RECHTBANK GELDERLAND

Team kanton en handelsrecht
Zittingsplaats Arnhem
zaaknummer / rolnummer: C/05/249995 / KG ZA 13-499
Vonnis in kort geding van 25 oktober 2013
in de zaak van
1. de besloten vennootschap met beperkte aansprakelijkheid
EENDRACHT INFRA B.V.,
gevestigd te Werkendam,
2. naamloze vennootschap
HENS N.V.,
gevestigd te Wuustwezel (België),
eiseressen,
hierna afzonderlijk te noemen, respectievelijk: Eendracht en Hens,
en gezamenlijk te noemen: de Combinatie
advocaat mr. J. Haest te Rotterdam,
tegen
de publiekrechtelijke rechtspersoon
WATERSCHAP RIVIERENLAND,
zetelend te Tiel,
gedaagde,
hierna te noemen: het Waterschap
advocaat mr. U.T. Hoekstra te Middelburg,
waarin heeft gevorderd zich als partij te mogen voegen aan de zijde van het Waterschap
de besloten vennootschap met beperkte aansprakelijkheid
PLOEGAM B.V.,
gevestigd te Vinkel, gemeente Maasdonk,
hierna: Ploegam,
advocaat mr. J.S.O. den Houting te Amsterdam.

1.De procedure

1.1.
Het verloop van de procedure blijkt uit:
  • de dagvaarding
  • de incidentele conclusie tot voeging
  • de mondelinge behandeling
  • de pleitnota van de Combinatie
  • de pleitnota van het Waterschap
  • de pleitnota van Ploegam.
1.2.
Ten slotte is vonnis bepaald.

2.De feiten

2.1.
Het Waterschap heeft een openbare aanbestedingsprocedure gevoerd ter gunning van de opdracht ‘Dijkversterking Steurgat – Bergsche Maas’, met als gunningscriterium de economisch meest voordelige inschrijving. Het waterschap werd in die procedure bijgestaan door Advies- en Ingenieursbureau Oranjewoud te Oosterhout (hierna: Oranjewoud).
2.2.
In de aankondiging van de genoemde opdracht staat onder meer:
‘Vereiste minimumeisen
(…)
III.2.3 Vakbekwaamheid: Inlichtingen en formaliteiten om na te gaan of aan de vereisten is voldaan:
De aanbestedende dienst maakt gebruik van de Uniforme Eigen verklaring (…).

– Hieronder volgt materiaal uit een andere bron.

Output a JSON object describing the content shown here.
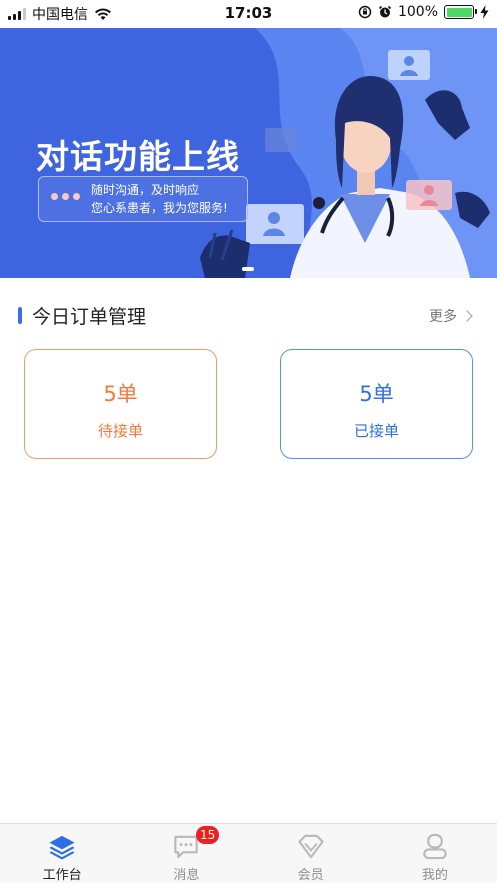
{
  "status_bar": {
    "carrier": "中国电信",
    "time": "17:03",
    "battery": "100%"
  },
  "banner": {
    "headline": "对话功能上线",
    "line1": "随时沟通，及时响应",
    "line2": "您心系患者，我为您服务!"
  },
  "orders": {
    "title": "今日订单管理",
    "more": "更多",
    "pending": {
      "count": "5单",
      "label": "待接单"
    },
    "accepted": {
      "count": "5单",
      "label": "已接单"
    }
  },
  "tabbar": {
    "tabs": [
      {
        "label": "工作台",
        "icon": "layers-icon",
        "active": true
      },
      {
        "label": "消息",
        "icon": "message-icon",
        "badge": "15"
      },
      {
        "label": "会员",
        "icon": "diamond-icon"
      },
      {
        "label": "我的",
        "icon": "person-icon"
      }
    ]
  },
  "colors": {
    "brand_blue": "#3e64e0",
    "accent_orange": "#f07a3c",
    "accent_blue": "#2f70e3",
    "badge_red": "#ee1f1f"
  }
}
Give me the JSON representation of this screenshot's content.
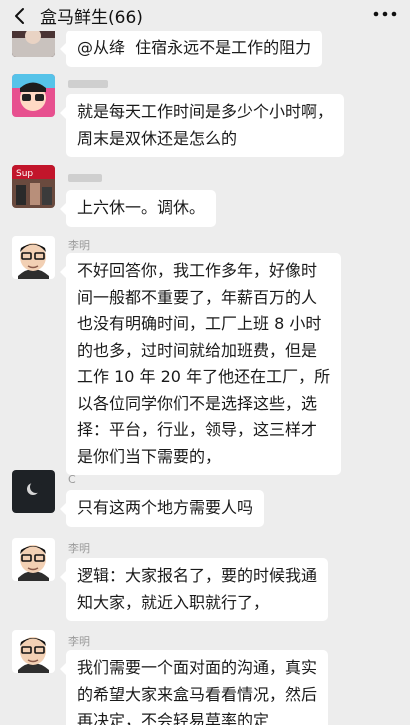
{
  "header": {
    "title": "盒马鲜生(66)"
  },
  "messages": [
    {
      "sender": "",
      "text": "@从绛  住宿永远不是工作的阻力"
    },
    {
      "sender": "",
      "text": "就是每天工作时间是多少个小时啊，\n周末是双休还是怎么的"
    },
    {
      "sender": "",
      "text": "上六休一。调休。"
    },
    {
      "sender": "李明",
      "text": "不好回答你，我工作多年，好像时\n间一般都不重要了，年薪百万的人\n也没有明确时间，工厂上班 8 小时\n的也多，过时间就给加班费，但是\n工作 10 年 20 年了他还在工厂，所\n以各位同学你们不是选择这些，选\n择：平台，行业，领导，这三样才\n是你们当下需要的，"
    },
    {
      "sender": "C",
      "text": "只有这两个地方需要人吗"
    },
    {
      "sender": "李明",
      "text": "逻辑：大家报名了，要的时候我通\n知大家，就近入职就行了，"
    },
    {
      "sender": "李明",
      "text": "我们需要一个面对面的沟通，真实\n的希望大家来盒马看看情况，然后\n再决定，不会轻易草率的定"
    }
  ]
}
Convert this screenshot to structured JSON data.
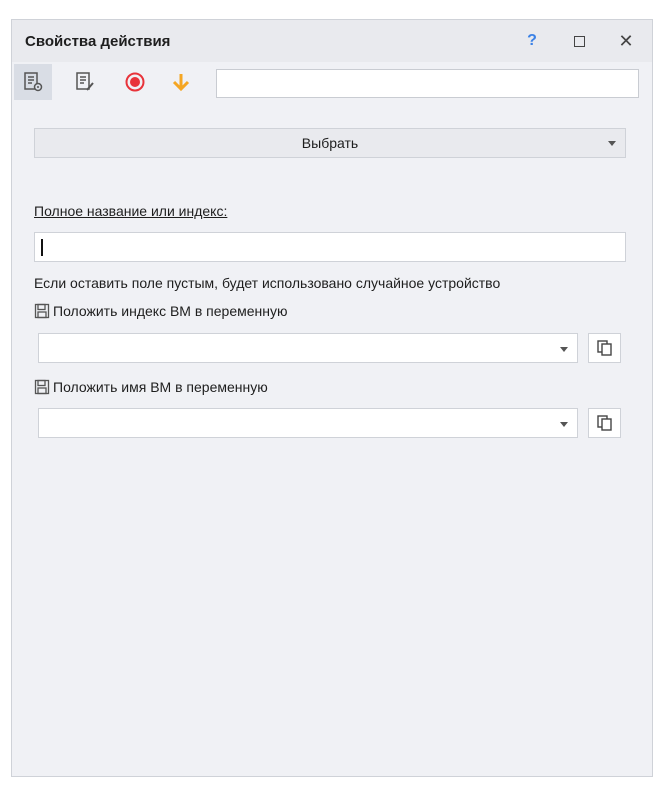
{
  "window": {
    "title": "Свойства действия",
    "help_glyph": "?",
    "close_glyph": "✕"
  },
  "toolbar": {
    "tools": [
      "settings-doc-icon",
      "edit-doc-icon",
      "record-icon",
      "arrow-down-icon"
    ],
    "input_value": ""
  },
  "main": {
    "select_label": "Выбрать",
    "name_label": "Полное название или индекс:",
    "name_value": "",
    "hint": "Если оставить поле пустым, будет использовано случайное устройство",
    "index_var_label": "Положить индекс ВМ в переменную",
    "index_var_value": "",
    "name_var_label": "Положить имя ВМ в переменную",
    "name_var_value": ""
  },
  "colors": {
    "accent_blue": "#3c82e6",
    "record_red": "#e8333a",
    "arrow_orange": "#f5a623",
    "panel_bg": "#f0f1f5"
  }
}
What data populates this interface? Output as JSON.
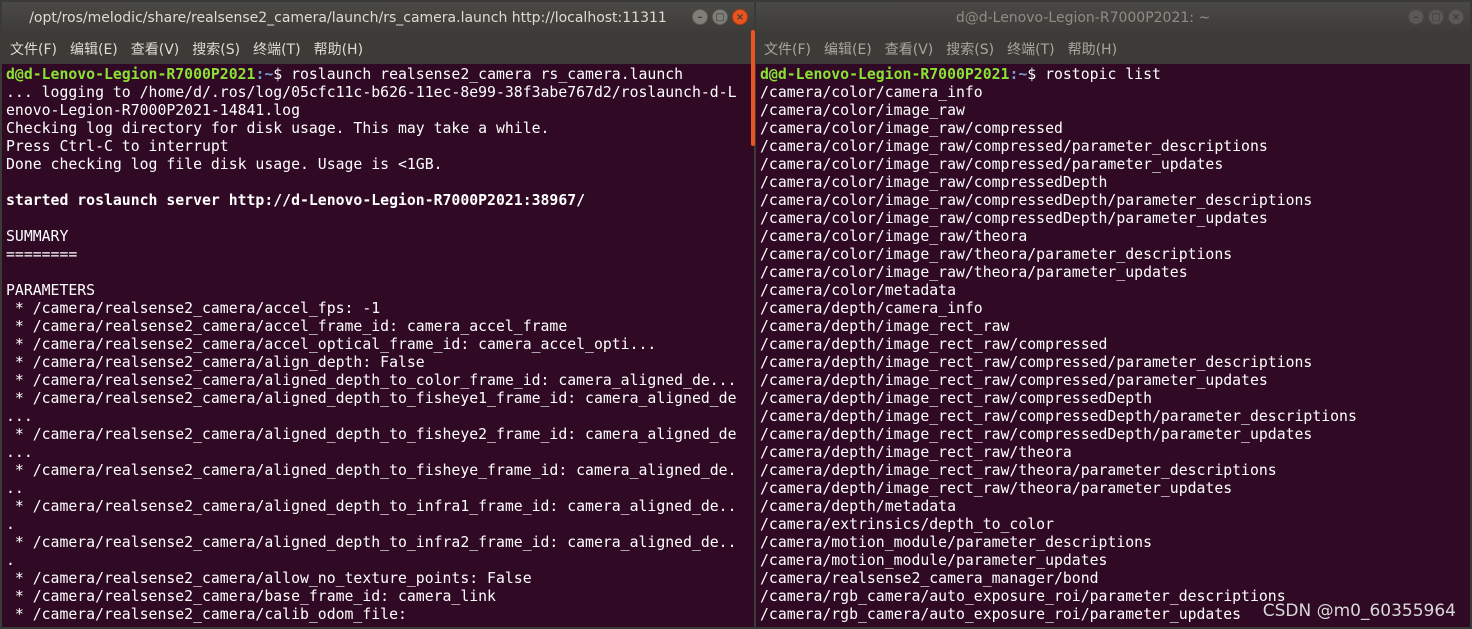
{
  "left_window": {
    "title": "/opt/ros/melodic/share/realsense2_camera/launch/rs_camera.launch http://localhost:11311",
    "menu": [
      "文件(F)",
      "编辑(E)",
      "查看(V)",
      "搜索(S)",
      "终端(T)",
      "帮助(H)"
    ],
    "prompt_user": "d@d-Lenovo-Legion-R7000P2021",
    "prompt_path": ":~",
    "command": "$ roslaunch realsense2_camera rs_camera.launch",
    "output_lines": [
      "... logging to /home/d/.ros/log/05cfc11c-b626-11ec-8e99-38f3abe767d2/roslaunch-d-L",
      "enovo-Legion-R7000P2021-14841.log",
      "Checking log directory for disk usage. This may take a while.",
      "Press Ctrl-C to interrupt",
      "Done checking log file disk usage. Usage is <1GB.",
      "",
      "started roslaunch server http://d-Lenovo-Legion-R7000P2021:38967/",
      "",
      "SUMMARY",
      "========",
      "",
      "PARAMETERS",
      " * /camera/realsense2_camera/accel_fps: -1",
      " * /camera/realsense2_camera/accel_frame_id: camera_accel_frame",
      " * /camera/realsense2_camera/accel_optical_frame_id: camera_accel_opti...",
      " * /camera/realsense2_camera/align_depth: False",
      " * /camera/realsense2_camera/aligned_depth_to_color_frame_id: camera_aligned_de...",
      " * /camera/realsense2_camera/aligned_depth_to_fisheye1_frame_id: camera_aligned_de",
      "...",
      " * /camera/realsense2_camera/aligned_depth_to_fisheye2_frame_id: camera_aligned_de",
      "...",
      " * /camera/realsense2_camera/aligned_depth_to_fisheye_frame_id: camera_aligned_de.",
      "..",
      " * /camera/realsense2_camera/aligned_depth_to_infra1_frame_id: camera_aligned_de..",
      ".",
      " * /camera/realsense2_camera/aligned_depth_to_infra2_frame_id: camera_aligned_de..",
      ".",
      " * /camera/realsense2_camera/allow_no_texture_points: False",
      " * /camera/realsense2_camera/base_frame_id: camera_link",
      " * /camera/realsense2_camera/calib_odom_file:"
    ],
    "bold_line_index": 6
  },
  "right_window": {
    "title": "d@d-Lenovo-Legion-R7000P2021: ~",
    "menu": [
      "文件(F)",
      "编辑(E)",
      "查看(V)",
      "搜索(S)",
      "终端(T)",
      "帮助(H)"
    ],
    "prompt_user": "d@d-Lenovo-Legion-R7000P2021",
    "prompt_path": ":~",
    "command": "$ rostopic list",
    "output_lines": [
      "/camera/color/camera_info",
      "/camera/color/image_raw",
      "/camera/color/image_raw/compressed",
      "/camera/color/image_raw/compressed/parameter_descriptions",
      "/camera/color/image_raw/compressed/parameter_updates",
      "/camera/color/image_raw/compressedDepth",
      "/camera/color/image_raw/compressedDepth/parameter_descriptions",
      "/camera/color/image_raw/compressedDepth/parameter_updates",
      "/camera/color/image_raw/theora",
      "/camera/color/image_raw/theora/parameter_descriptions",
      "/camera/color/image_raw/theora/parameter_updates",
      "/camera/color/metadata",
      "/camera/depth/camera_info",
      "/camera/depth/image_rect_raw",
      "/camera/depth/image_rect_raw/compressed",
      "/camera/depth/image_rect_raw/compressed/parameter_descriptions",
      "/camera/depth/image_rect_raw/compressed/parameter_updates",
      "/camera/depth/image_rect_raw/compressedDepth",
      "/camera/depth/image_rect_raw/compressedDepth/parameter_descriptions",
      "/camera/depth/image_rect_raw/compressedDepth/parameter_updates",
      "/camera/depth/image_rect_raw/theora",
      "/camera/depth/image_rect_raw/theora/parameter_descriptions",
      "/camera/depth/image_rect_raw/theora/parameter_updates",
      "/camera/depth/metadata",
      "/camera/extrinsics/depth_to_color",
      "/camera/motion_module/parameter_descriptions",
      "/camera/motion_module/parameter_updates",
      "/camera/realsense2_camera_manager/bond",
      "/camera/rgb_camera/auto_exposure_roi/parameter_descriptions",
      "/camera/rgb_camera/auto_exposure_roi/parameter_updates"
    ]
  },
  "window_controls": {
    "minimize_glyph": "–",
    "maximize_glyph": "□",
    "close_glyph": "×"
  },
  "watermark": "CSDN @m0_60355964",
  "colors": {
    "terminal_bg": "#300a24",
    "prompt_user": "#8ae234",
    "prompt_path": "#729fcf",
    "close_button": "#e9541f",
    "scrollbar": "#e95420"
  }
}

Hierin genoemde verklaringen en bewijsstukken dienen na aanbesteding op verzoek van de aanbestedende dienst overgelegd te worden.
Met betrekking tot de technische bekwaamheid, bedoeld in art. 2.7 van het ARW 2012, verlangt de aanbestedende dienst als bewijs van inschrijving:
(…)
- één werk in de afgelopen drie jaar op het gebied van grondverzet met minimaal 270.000 m3
en
- één werk in de afgelopen vijf jaar op het gebied van werken aan een primaire waterkering met een aannemingssom of een gefactureerd bedrag gelijk aan of groter dan 3.000.000,- EUR;
en
- één werk in de afgelopen vijf jaar met het aanbrengen van minimaal 2.500 m2 stalen damwand;’
2.3.
Eendracht en Hens hebben, naast Ploegam en een aantal andere aannemers,
als combinatie ingeschreven en een aanbieding gedaan ter verwerving van de opdracht.
Op 29 mei 2013 heeft vervolgens de aanbesteding plaatsgevonden. Daaruit is gevolgd dat de Combinatie de economische meest voordelige aanbieding heeft gedaan en dat Ploegam
op de tweede plaats is geëindigd.
2.4.
In verband met de uitkomst van de aanbesteding heeft Oranjewoud bij e-mail
van 29 mei 2013 de Combinatie verzocht om de onder III in de aankondiging van de opdracht genoemde stukken aan te leveren.
2.5.
De Combinatie heeft vervolgens stukken ingediend. Naar aanleiding daarvan heeft Oranjewoud op 4 juni 2013 telefonisch contact gehad met de Combinatie en haar voorts
een e-mail gestuurd. Daarin heeft Oranjewoud geschreven:
‘In aanvulling op het telefoongesprek het volgende. Wij hebben de aangeleverde stukken bestudeerd. Graag hadden wij een aanvulling gehad op de drie geleverde referentieprojecten. Niet duidelijk is wie de uiteindelijke opdrachtgever is, wat uw rol en aandeel is geweest.’
2.6.
In reactie daarop heeft de Combinatie op 5 juni 2013 een e-mail aan Oranjewoud verzonden, waarin onder andere staat:
‘In navolging van uw vraag vindt u hieronder meer duiding rond onze referentieprojecten.
(…)
Overheidsopdracht: Ontpoldering en realisatie Sigmadijk ter hoogte van Fort Lillo fase 1
Het voorwerp van de opdracht was het ontpolderen en het plaatselijk verhogen tot sigmahoogte van de dijk op de rechteroever van de Schelde t.h.v. de potpolder van Lillo op het grondgebied van de Stad Antwerpen.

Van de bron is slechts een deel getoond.